Speed map
There is genuine pressure on paper because 8. Arctic Bright, 11. Our Huntress and 14. Queen Of The Moon all have recent patterns that put them right at the head of the race. With 1 more capable of holding a handy spot, the front third should be busy rather than cosy. That makes the first 400 metres important: if the leaders keep each other working, the race becomes more attractive for the stalking and midfield bands than for a pure speed horse trying to pinch it. The map is therefore less about a full-field roll call and more about which runners can own the first half without spending too much petrol. The unknown-speed runners 2. King Of Kisses, 4. Occupation and 5. Oliverjohnny add some uncertainty, but they have not earned a forward label from the available settling evidence.
The tactical pressure points are specific. 6. St Andrews need to find cover or rhythm before the race settles, while 9. Enterprise Jamayka will be relying on the leaders and pressers to bring them into it. The published pick, where present, has to be judged against those lanes rather than its name alone; a good draw helps only if it lets the horse occupy the part of the race the track has been rewarding.
Historical overview
The broad 1200m sample says the trip has been shaped by 1–3, with 40 wins and A/E 1.0. That is the starting point, not the finish, because today's going and rail can shift the winning lane. The most specific usable lens is 1200m · Soft, built from 41 races, so it takes precedence over the broader 1200m pattern where the two differ.

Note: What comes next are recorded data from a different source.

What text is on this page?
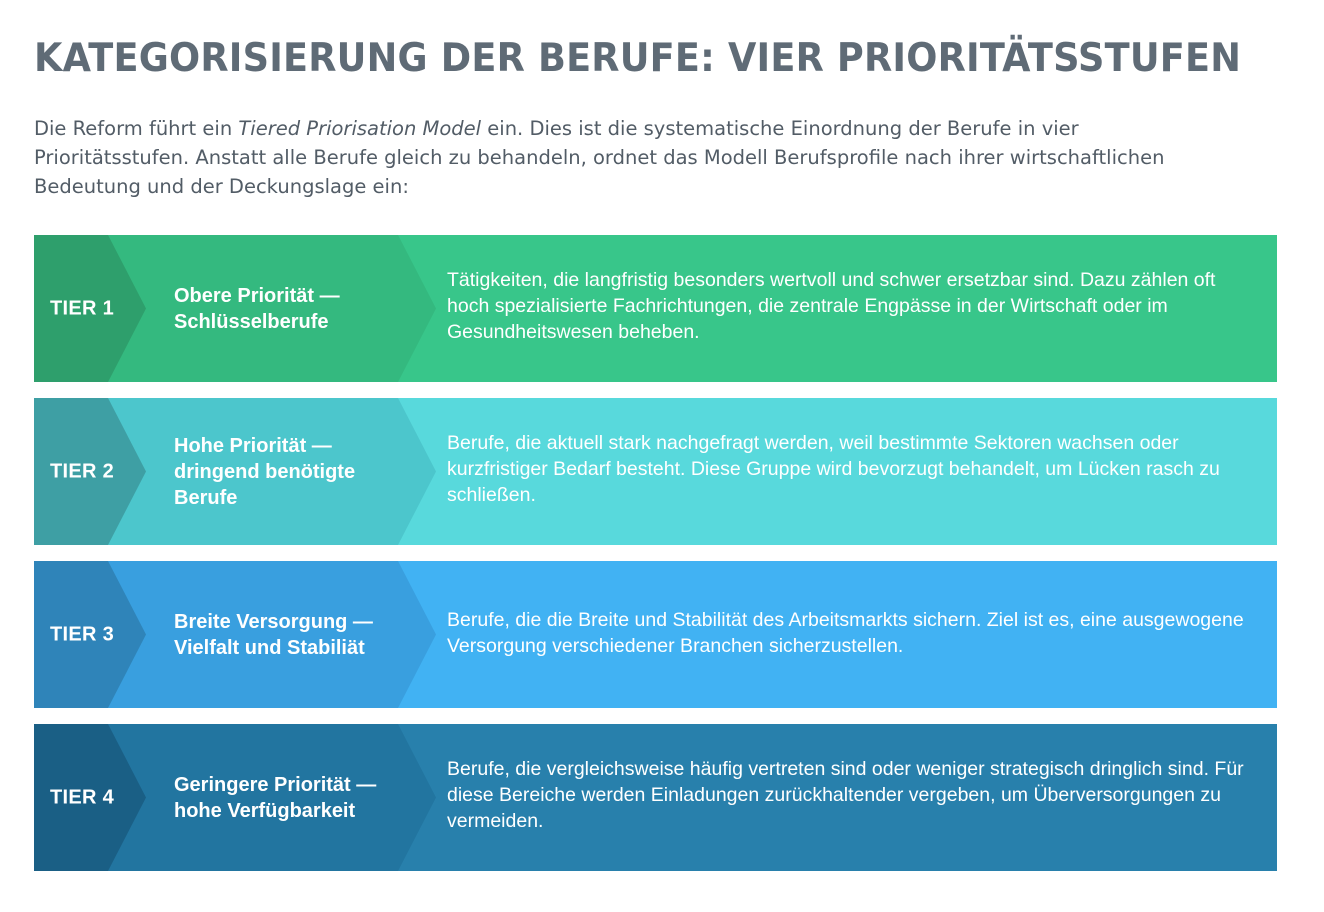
KATEGORISIERUNG DER BERUFE: VIER PRIORITÄTSSTUFEN

Die Reform führt ein Tiered Priorisation Model ein. Dies ist die systematische Einordnung der Berufe in vier Prioritätsstufen. Anstatt alle Berufe gleich zu behandeln, ordnet das Modell Berufsprofile nach ihrer wirtschaftlichen Bedeutung und der Deckungslage ein:

TIER 1
Obere Priorität — Schlüsselberufe
Tätigkeiten, die langfristig besonders wertvoll und schwer ersetzbar sind. Dazu zählen oft hoch spezialisierte Fachrichtungen, die zentrale Engpässe in der Wirtschaft oder im Gesundheitswesen beheben.
TIER 2
Hohe Priorität — dringend benötigte Berufe
Berufe, die aktuell stark nachgefragt werden, weil bestimmte Sektoren wachsen oder kurzfristiger Bedarf besteht. Diese Gruppe wird bevorzugt behandelt, um Lücken rasch zu schließen.
TIER 3
Breite Versorgung — Vielfalt und Stabiliät
Berufe, die die Breite und Stabilität des Arbeitsmarkts sichern. Ziel ist es, eine ausgewogene Versorgung verschiedener Branchen sicherzustellen.
TIER 4
Geringere Priorität — hohe Verfügbarkeit
Berufe, die vergleichsweise häufig vertreten sind oder weniger strategisch dringlich sind. Für diese Bereiche werden Einladungen zurückhaltender vergeben, um Überversorgungen zu vermeiden.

In the relevant sample, 1–3 is the clearest historical zone, while inside (1–4) is the strongest barrier pointer. Market-wise, the most reliable band has been pop ($2–5) with 17 wins and A/E 0.76; that keeps the race price-sensitive rather than a blind favourites-only setup. The sample sizes are not huge in some of these subgroups, but the lane is still decision-relevant when it lines up with the map.
- The key settling lane is 1–3 — 16 wins from 41 races in the 1200m · Soft sample, A/E 1.15, which points to 14. Queen Of The Moon, 8. Arctic Bright and 11. Our Huntress.
- Barrier shape matters — inside (1–4) has 18 wins and A/E 0.9, so 1. Grandstander, 8. Arctic Bright, 9. Enterprise Jamayka and 13. Toobloos get the draw-side tick.
- The broader 1200m profile is the cross-check — its strongest settling band is 1–3 with 40 wins, so any clash with today's more specific lane should be treated as a conditions adjustment rather than ignored.
- Human-factor note — trainer G A Thornton brings a 12 race track sample at A/E 1.4 for 2. King Of Kisses and 13. Toobloos, a useful support but not enough by itself to override the map.
Overall assessment
The race should be decided by how cheaply the first wave gets across and whether the historical lane is close enough to the actual pace shape. On this map, 8. Arctic Bright, 11. Our Huntress and 14. Queen Of The Moon are the runners that control the early picture, while 1. Grandstander, 7. Agadoo and 13. Toobloos are the ones waiting for any over-racing or wide working in front of them. The more the race is run at an even tempo, the more the draw and settle-row evidence matter.
Key chances:
- #8 Arctic Bright — lands around settler #2 in the 1–3 band, the lane carrying 16 wins and A/E 1.15 in the relevant sample. From barrier 3, that is a workable profile if the race develops as mapped.
- #14 Queen Of The Moon — lands around settler #1 in the 1–3 band, the lane carrying 16 wins and A/E 1.15 in the relevant sample. From barrier 8, that is a workable profile if the race develops as mapped.
- #11 Our Huntress — lands around settler #3 in the 1–3 band, the lane carrying 16 wins and A/E 1.15 in the relevant sample. From barrier 6, that is a workable profile if the race develops as mapped.
The published pick 11. Our Huntress maps as lead from barrier 6 and sits around settler #3 in the 1–3 band; on this read the map and history supports it because it sits in the preferred historical lane. Its fair price is listed at $3.00 against a target of $3.60, so the case still has to be price-led. My read is anchored to the horses that combine a usable map with the strongest historical lane; if that differs from the published pick, the difference is map-based rather than a knock on the horse. The concrete risk is that an unknown or mixed-pattern runner is ridden more aggressively than its available evidence suggests, which would change the pressure profile before the first turn.
For betting purposes, this is not a simple fastest-horse exercise. The usable edge is in matching each runner's likely early position to the part of the track and field that has converted before, then demanding the right price when a runner is forced away from that lane. That is especially important on affected ground, where a small change in tempo can turn a historical advantage into a tactical trap.